The best snapshot of current practice for high-risk patients comes from unpublished data from the NLCS showing that after a median follow-up of 8 years, 889 of 2,652 patients had received a second line of therapy, with the choice of agents or approaches generally similar between early progressors and others.

Early progressors were slightly less likely to receive rituximab monotherapy (30% vs. 36%) or an investigational agent (4.4% vs. 5.5%), whereas they were slightly more likely to receive an anthracycline (18% vs. 13%) or to undergo ASCT (3.5% vs. 1.1%).

In the treatment of patients with high-risk follicular lymphoma, a novel agent can be considered as one that was either not available or had not been used in follicular lymphoma when the previously mentioned survival data were generated, including immunomodulators such as thalidomide analogues, targeted kinase inhibitors, new anti-CD20 antibodies such as obinutuzumab (Gazyva), and immune checkpoint inhibitors.

For example, in Alliance 50803, a phase 2 trial in patients with previously untreated stage II-IV follicular lymphoma, the combination of lenalidomide (Revlimid) and rituximab was associated with a 95% overall response rate (ORR), including 72% complete response, and 5-year PFS rate of 70%, comparable to trials with rituximab plus bendamustine, CHOP, or cyclophosphamide-vincristine-prednisone, Dr. Link said.

In the phase 2 GALEN study, the combination of lenalidomide and obinutuzumab was associated with an ORR of 74% among 86 patients with relapsed/refractory follicular lymphoma, with a 1-year PFS rate of 76%.

An analysis of responses by time to relapse in GALEN showed that the ORR among 24 patients with disease progression within 24 months was 70.8%, including 33.3% complete or unconfirmed complete responses by the 1999 International Working Group criteria, and 66.7% with 54.2% complete or unconfirmed complete responses by the 2007 criteria.

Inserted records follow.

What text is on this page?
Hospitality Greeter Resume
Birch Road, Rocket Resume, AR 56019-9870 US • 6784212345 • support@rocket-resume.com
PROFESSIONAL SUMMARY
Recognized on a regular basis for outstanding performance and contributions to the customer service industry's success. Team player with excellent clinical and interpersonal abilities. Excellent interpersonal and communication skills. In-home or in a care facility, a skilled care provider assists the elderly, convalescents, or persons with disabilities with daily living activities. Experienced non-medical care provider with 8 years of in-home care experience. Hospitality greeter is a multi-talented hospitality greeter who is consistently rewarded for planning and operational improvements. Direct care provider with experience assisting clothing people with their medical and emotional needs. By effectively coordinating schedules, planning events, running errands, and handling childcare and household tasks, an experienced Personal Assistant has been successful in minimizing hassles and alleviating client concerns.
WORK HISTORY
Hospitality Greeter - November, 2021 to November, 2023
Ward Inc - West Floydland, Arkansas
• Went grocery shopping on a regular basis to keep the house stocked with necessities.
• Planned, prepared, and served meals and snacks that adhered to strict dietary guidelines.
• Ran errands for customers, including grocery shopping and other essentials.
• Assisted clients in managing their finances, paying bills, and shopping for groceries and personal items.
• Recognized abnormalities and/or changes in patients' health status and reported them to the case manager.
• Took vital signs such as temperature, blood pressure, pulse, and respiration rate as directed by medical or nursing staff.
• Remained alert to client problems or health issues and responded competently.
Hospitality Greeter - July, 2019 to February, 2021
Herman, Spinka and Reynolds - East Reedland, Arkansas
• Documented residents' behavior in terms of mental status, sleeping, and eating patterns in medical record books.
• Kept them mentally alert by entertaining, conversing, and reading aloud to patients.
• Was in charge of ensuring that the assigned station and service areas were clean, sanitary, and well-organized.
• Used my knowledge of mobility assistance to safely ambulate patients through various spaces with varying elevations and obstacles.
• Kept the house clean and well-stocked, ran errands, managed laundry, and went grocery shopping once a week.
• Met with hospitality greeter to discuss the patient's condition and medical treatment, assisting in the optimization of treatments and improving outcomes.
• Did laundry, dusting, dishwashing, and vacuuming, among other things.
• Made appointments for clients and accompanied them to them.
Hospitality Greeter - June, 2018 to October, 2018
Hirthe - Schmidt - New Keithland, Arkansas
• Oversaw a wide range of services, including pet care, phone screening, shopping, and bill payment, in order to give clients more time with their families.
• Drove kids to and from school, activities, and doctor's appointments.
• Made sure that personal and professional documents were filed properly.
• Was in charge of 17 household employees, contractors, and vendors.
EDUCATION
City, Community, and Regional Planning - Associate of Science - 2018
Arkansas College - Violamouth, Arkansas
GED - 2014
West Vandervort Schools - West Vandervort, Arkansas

Idelalisib, an inhibitor of the delta isoform of phosphatidylinositol 3-kinase (PI3K), was granted accelerated approval in 2014 for treatment of patients with follicular lymphoma after two or more prior lines of therapy, but toxicities associated with this agent caused the drug maker Gilead to dial back its development of this agent.

“But idelalisib is not the only PI3 kinase inhibitor on the block,” Dr. Link said, noting that more than a dozen similar agents are currently in development.

In clinical trials, PI3 kinase inhibitors have been associated with ORRs of about 60% in patients who experience early disease progression on other therapies, “suggesting an uncoupling between the paradigm that says that early progressors are going to have a less effective outcome than late progressors, perhaps, with targeted therapies.

The best evidence for the Bruton’s tyrosine kinase inhibitor ibrutinib (Imbruvica) comes from the DAWN study, a phase 2 trial in patients with follicular lymphoma refractory to immunochemotherapy. The drug showed some biologic activity, but only a 21% ORR.

Dr. Link noted that the S1608 trial, currently recruiting patients, may give clinicians a better idea of which novel agent is most effective. The phase 2 trial is enrolling patients with early-progressing or refractory follicular lymphoma who will be randomized to receive obinutuzumab with either the investigational PI3 kinase inhibitor TGR-1202, lenalidomide, or CHOP chemotherapy.

“High-risk follicular lymphoma is a bad hombre,” Dr. Link said. “If we want to be any smarter as a society 10 years from now, we should incorporate clinical trials with novel therapies as standard operating practice into this setting of high-risk follicular lymphoma.”

Dr. Casulo reported serving on the speakers bureau for Gilead. Dr. Link reported serving as a consultant to AbbVie, Celgene, Genentech, and Gilead.